23:42Right. I don't know at what point you started to notice the decline in our universities.
23:51You've had many years of experience in academia.
23:54But now that you are removed from the university setting, what responsibility do senior academics like yourself have in helping shape the culture of universities today to, I guess, lower the risks for those who want to speak out?
24:14Lower the risk. Lower the risk. That's a good statement to say. Lower the risk. Yes.
24:22I would say my role now that I'm out, I'm doing what I'm doing, as you can see.
24:31You know, I speak up about it.
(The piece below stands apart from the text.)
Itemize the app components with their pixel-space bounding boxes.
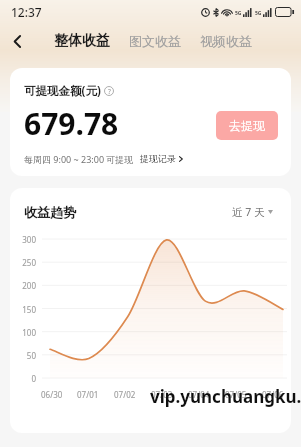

I make public statements about things that are going wrong.
24:38I will call whoever is out who is dishonest.
24:40But I also, in my writing and in my talks, I do always insist on the balanced approach.
24:50There's always a good side and a bad side to things.
24:54So, yes, I can criticize a particular public university for not retracting a specific journal.
25:00And by the way, that journal still hasn't been retracted.
25:04I can criticize that.
25:06But I will also give due credit to the university for many good things it's done.
25:11So, to me, this is something my father always taught us.
25:17You know, not everything is bad in society.
25:19There's always the good and the bad, and we must mention it, because that's the role of being, of taking a moral stand on anything.
25:32It's to give due credit where its credit's due.
25:35So, I don't know if I've answered your question, but I think basically me, as now somebody who's retired,
25:42I'm really not retired, because I'm still in touch with what I'm impassioned with.
25:49The work continues.
25:50The work continues.
25:51Yeah.
25:52And I think many younger scholar activists, I think, are happy that the path for them has been made a little less difficult.
26:04I hope so.
26:05I hope so.
26:07For your generation and for those who walk behind you.
26:11Thank you so much for being on the show with me today.
26:13I appreciate your insights.
26:15That's all the time we have for you on this episode of Consider This.
26:18I'm Melissa Idris, signing off for the evening.
26:20Thank you so much for watching, and good night.